Almanya'da Türkiye rüzgarı esmeye başladı. Gürcistan maçının ardından bir UEFA yetkilisi, “Turnuvanın en heyecanlı maçıydı” dedi. Haksız da değildi. Arda Güler’in başrolünü oynadığı bir hikayeyi yazmaya başladık. Bu takım sadece heyecan vermiyor. Bu takım sempatisiyle, coşkusuyla, genç yıldızlarıyla, centilmenliğiyle turnuvaya damga vurmaya hazırlanıyor.

AYAKLAR YERE BASMALI

Kısacası güzel takımız. Faul yapan, hemen rakibine el uzatıyor, özür diliyor. Gerginlik yok, gerilim yok. Bizim Çocukların yüzü gülüyor. Golden sonra çocuklar gibi seviniyor. Bizim aklımız hâlâ 2002 ve 2008’de. Bize muhteşem anılar bıraktılar.
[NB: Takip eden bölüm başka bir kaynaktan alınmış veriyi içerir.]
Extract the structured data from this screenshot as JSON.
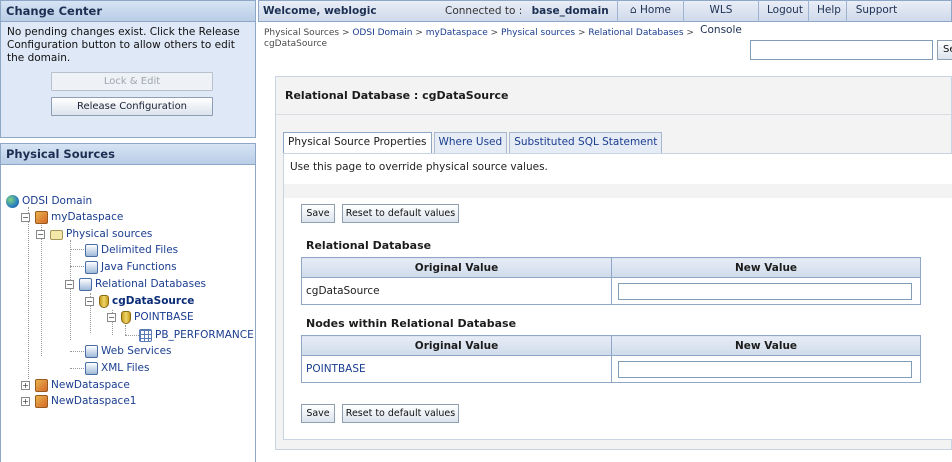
{
  "change_center": {
    "title": "Change Center",
    "message": "No pending changes exist. Click the Release Configuration button to allow others to edit the domain.",
    "lock_label": "Lock & Edit",
    "release_label": "Release Configuration"
  },
  "physical_sources": {
    "title": "Physical Sources",
    "tree": [
      {
        "label": "ODSI Domain",
        "icon": "globe-icon"
      },
      {
        "label": "myDataspace",
        "icon": "dataspace-icon"
      },
      {
        "label": "Physical sources",
        "icon": "folder-icon"
      },
      {
        "label": "Delimited Files",
        "icon": "source-icon"
      },
      {
        "label": "Java Functions",
        "icon": "source-icon"
      },
      {
        "label": "Relational Databases",
        "icon": "source-icon"
      },
      {
        "label": "cgDataSource",
        "icon": "database-icon"
      },
      {
        "label": "POINTBASE",
        "icon": "database-icon"
      },
      {
        "label": "PB_PERFORMANCE",
        "icon": "table-icon"
      },
      {
        "label": "Web Services",
        "icon": "source-icon"
      },
      {
        "label": "XML Files",
        "icon": "source-icon"
      },
      {
        "label": "NewDataspace",
        "icon": "dataspace-icon"
      },
      {
        "label": "NewDataspace1",
        "icon": "dataspace-icon"
      }
    ]
  },
  "topbar": {
    "welcome": "Welcome, weblogic",
    "connected_label": "Connected to :",
    "domain": "base_domain",
    "home": "Home",
    "console": "WLS Console",
    "logout": "Logout",
    "help": "Help",
    "support": "Support"
  },
  "breadcrumb": {
    "items": [
      "Physical Sources",
      "ODSI Domain",
      "myDataspace",
      "Physical sources",
      "Relational Databases"
    ],
    "current": "cgDataSource",
    "sep": " > "
  },
  "search": {
    "button": "Search",
    "placeholder": ""
  },
  "main": {
    "title": "Relational Database : cgDataSource",
    "tabs": [
      "Physical Source Properties",
      "Where Used",
      "Substituted SQL Statement"
    ],
    "hint": "Use this page to override physical source values.",
    "save_label": "Save",
    "reset_label": "Reset to default values",
    "section1": {
      "title": "Relational Database",
      "col_original": "Original Value",
      "col_new": "New Value",
      "rows": [
        {
          "original": "cgDataSource",
          "new": ""
        }
      ]
    },
    "section2": {
      "title": "Nodes within Relational Database",
      "col_original": "Original Value",
      "col_new": "New Value",
      "rows": [
        {
          "original": "POINTBASE",
          "new": ""
        }
      ]
    }
  }
}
Bu takımda da öyle bir ışık var. Hayalleri de o. Tarih yazabilmek. Evet çok eksiğimiz var sıkıntılarımız var ama şans biraz da bizden yana olursa 2008 gibi insanları ekranlara kilitleyebiliriz. İlk maçı kazanarak üzerimizdeki stresi attık. Eksiklerimizi görüp ona göre hareket etmemiz şart. Ayaklar yere basmalı, her maça final gözüyle bakılmalı. Kazanırız, kaybederiz ama bu kafada devam edersek Euro 2024’ün en sempatik ve saygı duyulan takımı biz oluruz.

MONTELLA'YA MESAJ

Unutmadan söyleyelim Montella’nın da Bizim Çocuklara ayak uydurması şart. Her zaman Arda’nın ayağına bakamazsınız. O da içindeki İtalyan ateşini çıkarmalı, cesur olmalı. Çünkü tarih cesurları yazar.